Using satellite imagery, the researchers identified tiny water droplets preserved inside glass beads that formed in the volcanic deposits. While water makes up a small fraction of each bead, its presence suggests there’s significantly more of it making up the Moon’s mantle.

Milliken and Li aren't the first scientists to notice water in lunar rocks. In 2008, volcanic materials collected from the Moon during the Apollo missions of 1971 and 1972 were revealed to contain the same water-flecked glass beads that the Brown scientists made the basis of their recent study. They took their research further by analyzing images captured across the face of the Moon and quickly saw the Apollo rocks represented a larger trend. "The distribution of these water-rich deposits is the key thing," Milliken said in a press statement. "They're spread across the surface, which tells us that the water found in the Apollo samples isn't a one-off. Lunar pyroclastics seem to be universally water-rich, which suggests the same may be true of the mantle."

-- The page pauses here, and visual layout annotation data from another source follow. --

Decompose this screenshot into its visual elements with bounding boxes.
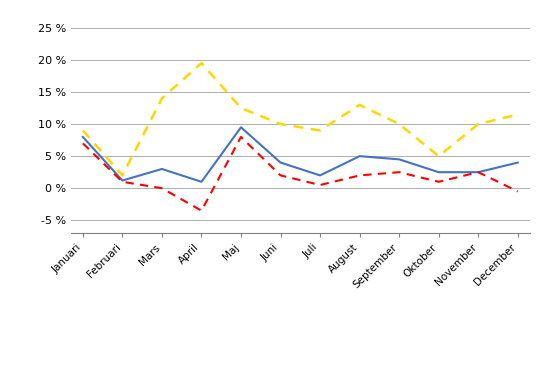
Utländska (238, 106, 244, 110)
Finländska (435, 180, 442, 184)
Finländska (317, 183, 323, 187)
Alla (475, 170, 482, 174)
Finländska (238, 135, 244, 139)
Finländska (396, 170, 402, 174)
Finländska (159, 186, 165, 191)
Alla (514, 160, 521, 165)
Utländska (317, 128, 323, 133)
Alla (238, 125, 244, 130)
Utländska (277, 122, 284, 126)
Utländska (357, 103, 363, 107)
Utländska (396, 122, 402, 126)
Alla (357, 154, 363, 158)
Alla (80, 135, 86, 139)
Alla (435, 170, 442, 174)
Line: Utländska: Utländska (83, 63, 518, 175)
Alla (159, 167, 165, 171)
Finländska (357, 173, 363, 177)
Utländska (159, 96, 165, 101)
Utländska (475, 122, 482, 126)
Line: Finländska: Finländska (83, 137, 518, 211)
Utländska (198, 61, 205, 65)
Utländska (80, 128, 86, 133)
Finländska (198, 208, 205, 213)
Utländska (514, 112, 521, 117)
Alla (198, 180, 205, 184)
Finländska (277, 173, 284, 177)
Alla (317, 173, 323, 177)
Alla (119, 178, 126, 183)
Utländska (435, 154, 442, 158)
Finländska (514, 189, 521, 194)
Alla (396, 157, 402, 162)
Line: Alla: Alla (83, 127, 518, 182)
Finländska (80, 141, 86, 146)
Utländska (119, 173, 126, 177)
Legend: Alla, Finländska, Utländska: Alla, Finländska, Utländska (157, 374, 444, 376)
Finländska (119, 180, 126, 184)
Finländska (475, 170, 482, 174)
Alla (277, 160, 284, 165)
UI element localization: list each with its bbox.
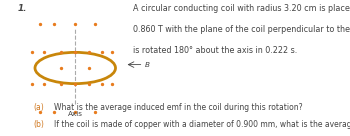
Text: (a): (a) — [33, 103, 44, 112]
Text: What is the average induced emf in the coil during this rotation?: What is the average induced emf in the c… — [54, 103, 303, 112]
Text: A circular conducting coil with radius 3.20 cm is placed in a uniform magnetic f: A circular conducting coil with radius 3… — [133, 4, 350, 13]
Text: B: B — [145, 62, 150, 68]
Text: If the coil is made of copper with a diameter of 0.900 mm, what is the average c: If the coil is made of copper with a dia… — [54, 120, 350, 129]
Text: is rotated 180° about the axis in 0.222 s.: is rotated 180° about the axis in 0.222 … — [133, 46, 297, 55]
Text: Axis: Axis — [68, 111, 83, 117]
Text: (b): (b) — [33, 120, 44, 129]
Text: 1.: 1. — [18, 4, 28, 13]
Text: 0.860 T with the plane of the coil perpendicular to the magnetic field as shown.: 0.860 T with the plane of the coil perpe… — [133, 25, 350, 34]
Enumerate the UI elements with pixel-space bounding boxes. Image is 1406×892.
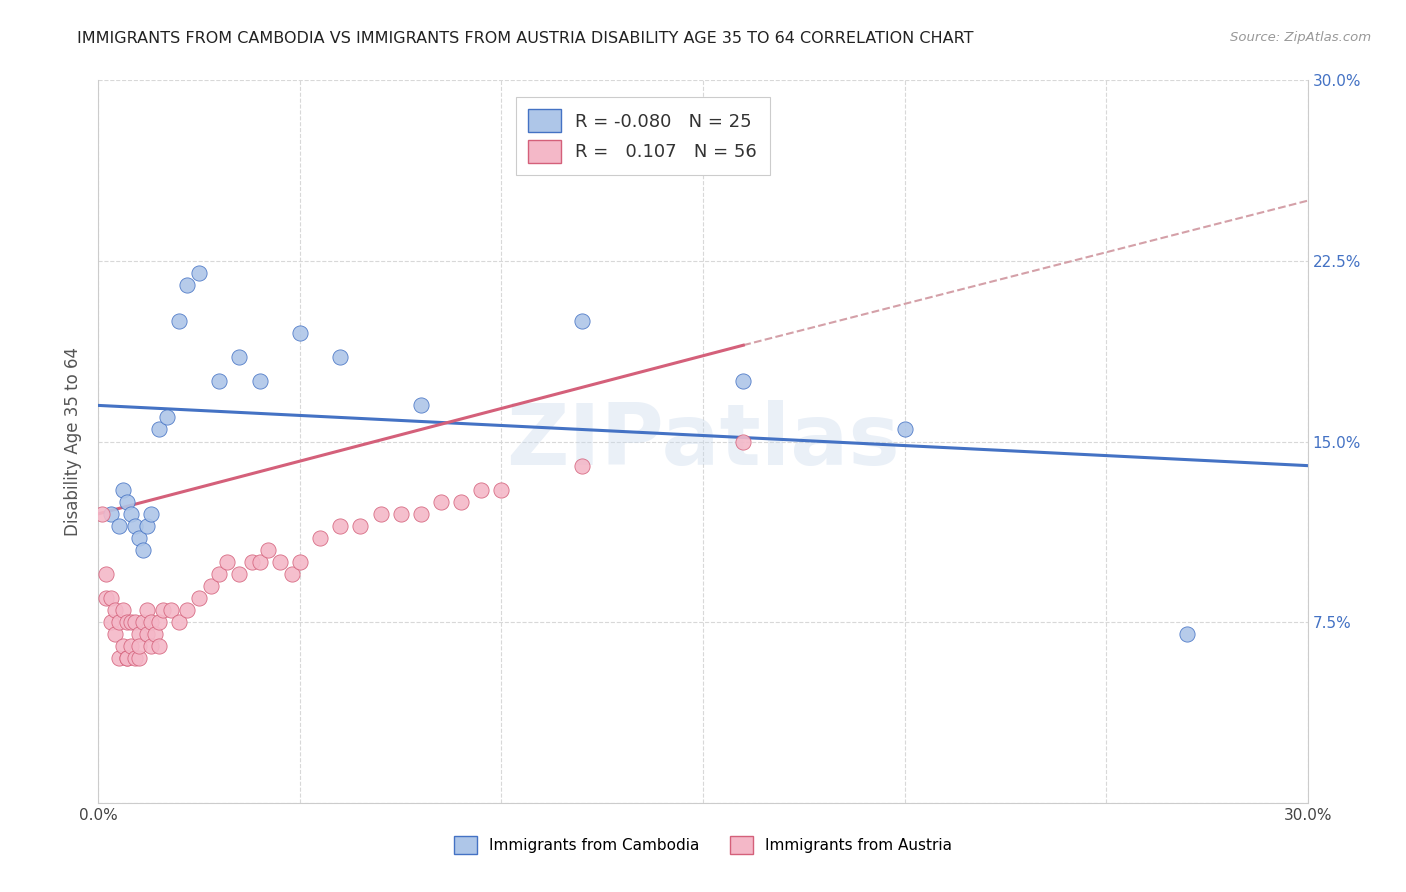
Point — [249, 555, 271, 569]
Point — [115, 615, 138, 630]
Point — [288, 555, 311, 569]
Point — [288, 326, 311, 340]
Point — [249, 374, 271, 388]
Point — [103, 603, 125, 617]
Point — [96, 591, 118, 605]
Point — [111, 639, 134, 653]
Point — [256, 542, 278, 557]
Point — [132, 615, 155, 630]
Point — [208, 374, 231, 388]
Point — [100, 507, 122, 521]
Point — [188, 266, 211, 280]
Point — [329, 350, 352, 364]
Point — [128, 531, 150, 545]
Point — [733, 374, 755, 388]
Point — [208, 567, 231, 582]
Point — [409, 398, 432, 412]
Point — [120, 639, 142, 653]
Point — [188, 591, 211, 605]
Point — [281, 567, 304, 582]
Point — [309, 531, 332, 545]
Point — [1175, 627, 1198, 641]
Point — [91, 507, 114, 521]
Point — [152, 603, 174, 617]
Point — [124, 518, 146, 533]
Point — [571, 458, 593, 473]
Point — [132, 542, 155, 557]
Point — [167, 615, 190, 630]
Point — [96, 567, 118, 582]
Point — [135, 518, 157, 533]
Point — [240, 555, 263, 569]
Point — [733, 434, 755, 449]
Point — [107, 615, 129, 630]
Point — [135, 603, 157, 617]
Point — [139, 615, 162, 630]
Text: Source: ZipAtlas.com: Source: ZipAtlas.com — [1230, 31, 1371, 45]
Point — [409, 507, 432, 521]
Point — [128, 651, 150, 665]
Point — [228, 350, 250, 364]
Point — [111, 483, 134, 497]
Point — [148, 422, 170, 436]
Point — [107, 518, 129, 533]
Point — [115, 494, 138, 508]
Point — [100, 615, 122, 630]
Point — [470, 483, 492, 497]
Point — [349, 518, 371, 533]
Point — [107, 651, 129, 665]
Point — [139, 507, 162, 521]
Legend: Immigrants from Cambodia, Immigrants from Austria: Immigrants from Cambodia, Immigrants fro… — [447, 830, 959, 860]
Point — [200, 579, 222, 593]
Point — [124, 615, 146, 630]
Point — [128, 639, 150, 653]
Text: ZIPatlas: ZIPatlas — [506, 400, 900, 483]
Point — [329, 518, 352, 533]
Y-axis label: Disability Age 35 to 64: Disability Age 35 to 64 — [65, 347, 83, 536]
Point — [450, 494, 472, 508]
Point — [389, 507, 412, 521]
Point — [115, 651, 138, 665]
Point — [491, 483, 513, 497]
Point — [128, 627, 150, 641]
Point — [571, 314, 593, 328]
Point — [217, 555, 239, 569]
Point — [124, 651, 146, 665]
Point — [120, 615, 142, 630]
Point — [103, 627, 125, 641]
Point — [111, 603, 134, 617]
Point — [156, 410, 179, 425]
Point — [148, 615, 170, 630]
Point — [135, 627, 157, 641]
Point — [228, 567, 250, 582]
Point — [100, 591, 122, 605]
Point — [148, 639, 170, 653]
Point — [176, 603, 198, 617]
Point — [120, 507, 142, 521]
Point — [167, 314, 190, 328]
Point — [430, 494, 453, 508]
Point — [139, 639, 162, 653]
Point — [370, 507, 392, 521]
Text: IMMIGRANTS FROM CAMBODIA VS IMMIGRANTS FROM AUSTRIA DISABILITY AGE 35 TO 64 CORR: IMMIGRANTS FROM CAMBODIA VS IMMIGRANTS F… — [77, 31, 974, 46]
Point — [160, 603, 183, 617]
Point — [269, 555, 291, 569]
Point — [893, 422, 915, 436]
Point — [115, 651, 138, 665]
Point — [176, 277, 198, 292]
Point — [143, 627, 166, 641]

The study challenges what we know about the Moon's formation, which scientists think occurred when a planet-sized object slammed into the Earth 4.5 billion years ago. "The growing evidence for water inside the Moon suggests that water did somehow survive, or that it was brought in shortly after the impact by asteroids or comets before the Moon had completely solidified," Li said. "The exact origin of water in the lunar interior is still a big question."

The findings also hold exciting possibilities for the future of space travel. NASA scientists have already considered turning the Moon into a water station for astronauts on their way to Mars. If water on the celestial body is really as abundant as the evidence may suggest, figuring out how to access that resource will definitely be on NASA's agenda.